SingaSong12 Mon 09-Jan-17 17:31:26

My family has always had pets: cats, dogs, rabbits, even a lizard!

I am not a LL but I might leave this out as it might suggest that once you have a cat you might want other pets. The other thing that might happen is they say you could get a lizard (assuming it is kept caged) but not the cat you'd prefer.

do think about how stable your accommodation and circumstances are. Will you need to move due to work and how long is your tenancy. You are likely to find it much harder to get a new place.

DearMrDilkington Mon 09-Jan-17 17:34:59

My LL said no pets on the advertisement but after living here for a few years we asked if it would be ok and he was fine with it. Once they know you'll look after the property they become a lot more relaxed with the rules.

Good luck🐱

GreenShadow Mon 09-Jan-17 17:35:02

We let out MiL house and were advised by the agents to have a No Pet policy on the advert/agreement but that it was then up to us if we wanted to permit tenants to have a pet (which we have done with no ill effect).
So always worth asking.

kittytom Mon 09-Jan-17 17:35:44

DH is a landlord and allowed a cat, I think also with increased deposit (NOT rent!). I would also leave out the bit about lizards, just say you want to adopt an older cat. You can only ask. My DH even fixed a cat flap. Good luck!

Ilovecaindingle Mon 09-Jan-17 17:37:41

Shy bairns get nowt. .
Good luck.
A house isn't a home without a cat imo.

Magstermay Mon 09-Jan-17 17:51:11

Yes I agree with pp about leaving out the range of pets you've had before. Just saying you're an experienced cat owner is fine.

Needmoresleep Mon 09-Jan-17 18:00:42

Is it a flat. In which case the head lease may forbid animals.
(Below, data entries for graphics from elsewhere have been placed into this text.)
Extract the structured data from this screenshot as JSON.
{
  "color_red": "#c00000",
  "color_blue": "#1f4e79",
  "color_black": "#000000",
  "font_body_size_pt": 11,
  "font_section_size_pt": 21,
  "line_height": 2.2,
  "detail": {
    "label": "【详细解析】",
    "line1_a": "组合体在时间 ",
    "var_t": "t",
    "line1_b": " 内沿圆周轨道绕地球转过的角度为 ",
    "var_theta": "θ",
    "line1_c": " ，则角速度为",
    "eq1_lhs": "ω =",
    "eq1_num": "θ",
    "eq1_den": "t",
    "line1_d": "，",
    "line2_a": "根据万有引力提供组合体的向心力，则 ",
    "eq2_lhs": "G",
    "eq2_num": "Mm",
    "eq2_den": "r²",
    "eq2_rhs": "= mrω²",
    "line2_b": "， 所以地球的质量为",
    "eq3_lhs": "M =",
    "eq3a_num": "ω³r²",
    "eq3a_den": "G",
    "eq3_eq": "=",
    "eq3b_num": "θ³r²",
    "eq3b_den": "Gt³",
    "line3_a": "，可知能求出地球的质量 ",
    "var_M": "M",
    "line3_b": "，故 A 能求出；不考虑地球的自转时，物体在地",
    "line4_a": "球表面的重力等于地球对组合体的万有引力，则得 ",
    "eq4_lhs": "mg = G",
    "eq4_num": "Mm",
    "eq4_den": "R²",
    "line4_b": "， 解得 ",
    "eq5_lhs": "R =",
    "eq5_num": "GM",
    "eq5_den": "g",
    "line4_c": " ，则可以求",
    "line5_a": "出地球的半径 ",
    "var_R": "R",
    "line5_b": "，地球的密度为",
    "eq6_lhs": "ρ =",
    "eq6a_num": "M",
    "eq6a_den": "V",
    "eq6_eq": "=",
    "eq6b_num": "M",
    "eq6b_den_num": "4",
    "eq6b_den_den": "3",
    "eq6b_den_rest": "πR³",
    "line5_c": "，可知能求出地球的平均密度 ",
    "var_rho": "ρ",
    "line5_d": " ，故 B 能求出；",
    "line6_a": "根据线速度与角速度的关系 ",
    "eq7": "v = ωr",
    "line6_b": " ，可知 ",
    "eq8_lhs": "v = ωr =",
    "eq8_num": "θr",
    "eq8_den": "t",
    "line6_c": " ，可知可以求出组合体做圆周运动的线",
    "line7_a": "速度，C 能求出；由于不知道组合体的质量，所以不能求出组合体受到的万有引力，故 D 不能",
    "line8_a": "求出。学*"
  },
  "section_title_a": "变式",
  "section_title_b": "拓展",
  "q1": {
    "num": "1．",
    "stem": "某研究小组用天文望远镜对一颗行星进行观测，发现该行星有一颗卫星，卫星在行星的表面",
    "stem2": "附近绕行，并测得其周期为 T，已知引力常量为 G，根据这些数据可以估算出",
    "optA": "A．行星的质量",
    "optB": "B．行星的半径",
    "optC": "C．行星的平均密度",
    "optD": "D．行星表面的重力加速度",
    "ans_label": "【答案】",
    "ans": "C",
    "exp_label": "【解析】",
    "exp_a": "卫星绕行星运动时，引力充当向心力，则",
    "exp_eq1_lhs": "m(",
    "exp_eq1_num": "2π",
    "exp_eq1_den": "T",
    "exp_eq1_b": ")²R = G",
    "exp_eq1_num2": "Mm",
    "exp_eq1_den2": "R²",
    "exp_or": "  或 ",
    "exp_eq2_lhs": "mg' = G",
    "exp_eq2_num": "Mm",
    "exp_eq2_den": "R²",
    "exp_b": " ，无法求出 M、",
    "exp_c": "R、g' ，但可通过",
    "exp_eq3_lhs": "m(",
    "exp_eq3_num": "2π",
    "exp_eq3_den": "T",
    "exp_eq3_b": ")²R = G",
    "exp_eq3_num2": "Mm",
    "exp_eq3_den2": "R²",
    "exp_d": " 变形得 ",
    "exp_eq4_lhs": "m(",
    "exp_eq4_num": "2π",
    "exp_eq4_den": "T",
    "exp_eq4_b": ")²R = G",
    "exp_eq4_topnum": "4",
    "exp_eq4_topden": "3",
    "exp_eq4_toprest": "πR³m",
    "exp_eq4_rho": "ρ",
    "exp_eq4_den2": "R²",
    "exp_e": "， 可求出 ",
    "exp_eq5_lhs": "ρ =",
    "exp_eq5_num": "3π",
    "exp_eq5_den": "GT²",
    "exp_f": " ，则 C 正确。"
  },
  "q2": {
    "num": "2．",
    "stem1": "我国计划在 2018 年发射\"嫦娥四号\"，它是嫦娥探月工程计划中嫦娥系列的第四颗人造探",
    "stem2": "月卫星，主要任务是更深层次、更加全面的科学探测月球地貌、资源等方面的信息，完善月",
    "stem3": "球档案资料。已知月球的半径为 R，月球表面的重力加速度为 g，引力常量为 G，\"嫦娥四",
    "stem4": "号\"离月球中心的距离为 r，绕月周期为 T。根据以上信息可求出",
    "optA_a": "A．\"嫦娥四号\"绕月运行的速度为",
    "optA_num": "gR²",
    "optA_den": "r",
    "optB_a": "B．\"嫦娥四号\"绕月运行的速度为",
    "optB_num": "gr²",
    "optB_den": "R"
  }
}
blueslippers80 Mon 09-Jan-17 19:20:03

Thanks for all the help everyone!
I've heard conflicting advice now about adding "pet rent," like $20 or more so per month. Some say it's a good incentive for the landlords, but maybe it's a bad idea?
Our place is rented unfurnished as well. There's no carpets either.
I was on the fence about the lizard part too smile will take it out!

specialsubject Mon 09-Jan-17 19:36:34

If you are in the States then all comments from us Brits are of no value, it is a very different renting world.

3 days to pay overdue rent, for instance.

BananaPie Mon 09-Jan-17 20:04:59

As a landlord and a person who doesn't like pets, the "furry friend" part is over doing it. Keep it practical and not emotional!